Underwood, Rogers, and Cira co-founder Allan Moser worked together as bioinformatics researchers at DuPont Pharmaceuticals in Wilmington, Del. When Bristol-Myers Squibb bought DuPont Pharmaceuticals in 2001 and later decided to close down the Wilmington site, Rogers said, “I was offered a severance package that I couldn’t refuse, and it was the thing that gave me the opportunity to do something that I’ve been wanting to do for some time.” Ceding that there was a good amount of “stark terror” involved in the decision to launch a startup bioinformatics company in today’s economic climate, Rogers said he still believes that “the space we work in is underserved, and there is a big opportunity here to make an impact on healthcare.”
In addition to its seed funding from BioAdvance, Cira has additional support from an organization called Innovation Philadelphia that helps technology companies write federal grant applications.

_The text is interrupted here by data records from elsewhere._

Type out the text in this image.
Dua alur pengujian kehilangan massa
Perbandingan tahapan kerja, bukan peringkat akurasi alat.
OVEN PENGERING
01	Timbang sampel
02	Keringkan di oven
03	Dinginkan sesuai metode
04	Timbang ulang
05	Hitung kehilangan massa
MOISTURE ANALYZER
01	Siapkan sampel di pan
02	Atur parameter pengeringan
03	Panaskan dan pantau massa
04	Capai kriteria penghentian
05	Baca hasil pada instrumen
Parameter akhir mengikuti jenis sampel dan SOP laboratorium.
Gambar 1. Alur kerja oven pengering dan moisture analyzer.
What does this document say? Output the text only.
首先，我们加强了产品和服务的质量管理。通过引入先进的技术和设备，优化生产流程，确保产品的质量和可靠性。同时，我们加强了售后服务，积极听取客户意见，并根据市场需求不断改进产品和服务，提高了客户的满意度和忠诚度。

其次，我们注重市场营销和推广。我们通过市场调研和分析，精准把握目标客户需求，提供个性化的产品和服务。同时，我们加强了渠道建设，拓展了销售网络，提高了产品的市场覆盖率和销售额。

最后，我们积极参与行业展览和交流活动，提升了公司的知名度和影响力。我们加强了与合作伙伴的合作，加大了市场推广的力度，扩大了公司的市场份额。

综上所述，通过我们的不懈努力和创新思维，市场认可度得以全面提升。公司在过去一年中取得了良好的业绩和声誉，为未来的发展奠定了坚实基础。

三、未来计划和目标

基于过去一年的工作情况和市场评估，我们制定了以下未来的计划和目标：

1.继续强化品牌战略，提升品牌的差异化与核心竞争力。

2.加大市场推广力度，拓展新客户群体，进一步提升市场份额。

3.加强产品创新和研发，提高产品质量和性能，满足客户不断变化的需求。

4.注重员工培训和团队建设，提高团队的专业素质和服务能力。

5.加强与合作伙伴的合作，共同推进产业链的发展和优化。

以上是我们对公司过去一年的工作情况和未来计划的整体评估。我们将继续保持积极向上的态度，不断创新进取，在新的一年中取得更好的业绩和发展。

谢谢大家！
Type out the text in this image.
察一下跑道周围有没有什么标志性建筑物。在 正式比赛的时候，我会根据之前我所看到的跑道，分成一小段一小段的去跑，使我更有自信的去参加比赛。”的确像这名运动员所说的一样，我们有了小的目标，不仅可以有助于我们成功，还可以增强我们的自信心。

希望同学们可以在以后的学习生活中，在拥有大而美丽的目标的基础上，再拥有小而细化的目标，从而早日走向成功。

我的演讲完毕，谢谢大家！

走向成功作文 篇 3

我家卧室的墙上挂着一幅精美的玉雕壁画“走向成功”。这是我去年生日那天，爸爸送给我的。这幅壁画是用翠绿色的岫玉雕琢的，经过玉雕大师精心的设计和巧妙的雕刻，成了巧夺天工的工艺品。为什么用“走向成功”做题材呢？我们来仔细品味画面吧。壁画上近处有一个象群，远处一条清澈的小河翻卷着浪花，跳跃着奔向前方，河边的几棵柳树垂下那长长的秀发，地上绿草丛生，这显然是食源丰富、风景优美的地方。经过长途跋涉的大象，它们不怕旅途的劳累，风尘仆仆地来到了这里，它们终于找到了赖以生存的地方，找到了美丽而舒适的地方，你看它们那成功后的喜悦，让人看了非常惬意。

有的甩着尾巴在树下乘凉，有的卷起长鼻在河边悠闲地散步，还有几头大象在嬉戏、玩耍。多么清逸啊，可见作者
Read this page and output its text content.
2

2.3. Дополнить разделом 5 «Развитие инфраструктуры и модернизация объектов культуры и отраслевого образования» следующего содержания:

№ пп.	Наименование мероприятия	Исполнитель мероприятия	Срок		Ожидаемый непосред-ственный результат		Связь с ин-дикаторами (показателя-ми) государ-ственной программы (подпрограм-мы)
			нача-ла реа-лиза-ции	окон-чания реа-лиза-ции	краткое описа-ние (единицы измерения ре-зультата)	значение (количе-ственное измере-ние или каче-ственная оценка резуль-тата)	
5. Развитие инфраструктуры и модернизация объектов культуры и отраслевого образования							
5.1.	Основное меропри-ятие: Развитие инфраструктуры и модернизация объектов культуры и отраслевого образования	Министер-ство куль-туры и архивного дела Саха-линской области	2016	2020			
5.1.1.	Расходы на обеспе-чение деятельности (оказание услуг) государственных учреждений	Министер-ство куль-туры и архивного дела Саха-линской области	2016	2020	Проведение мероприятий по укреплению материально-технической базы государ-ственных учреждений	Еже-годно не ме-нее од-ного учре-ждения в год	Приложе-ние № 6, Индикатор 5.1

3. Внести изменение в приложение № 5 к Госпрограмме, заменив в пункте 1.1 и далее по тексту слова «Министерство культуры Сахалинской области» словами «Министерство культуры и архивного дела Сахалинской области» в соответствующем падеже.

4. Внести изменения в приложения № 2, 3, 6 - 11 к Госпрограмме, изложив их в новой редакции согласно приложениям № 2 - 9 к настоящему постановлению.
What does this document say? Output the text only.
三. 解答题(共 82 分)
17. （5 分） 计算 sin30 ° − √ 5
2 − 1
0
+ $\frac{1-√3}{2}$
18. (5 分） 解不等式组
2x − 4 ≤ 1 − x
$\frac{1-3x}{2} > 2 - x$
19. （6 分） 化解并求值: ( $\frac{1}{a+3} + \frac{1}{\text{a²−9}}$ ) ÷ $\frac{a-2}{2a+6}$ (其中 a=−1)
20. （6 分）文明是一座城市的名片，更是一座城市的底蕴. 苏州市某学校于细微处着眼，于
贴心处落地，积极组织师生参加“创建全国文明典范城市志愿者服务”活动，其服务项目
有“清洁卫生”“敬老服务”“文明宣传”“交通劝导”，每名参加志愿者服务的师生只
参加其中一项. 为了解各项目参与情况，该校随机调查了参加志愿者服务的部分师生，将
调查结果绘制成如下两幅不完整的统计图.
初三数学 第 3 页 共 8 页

The company was also awarded a scholarship that provides a portion of its office space in the University City Science Center Port — a technology incubator located near several Philadelphia research organizations and universities, including the Wistar Institute.
Rogers said that the company’s main short-term goal is to prove its technology through projects like the Wistar proteomics collaboration before seeking additional funding. “I think investors for the most part are interested in proven technology, so we intend to be at that stage by the end of the year,” he said.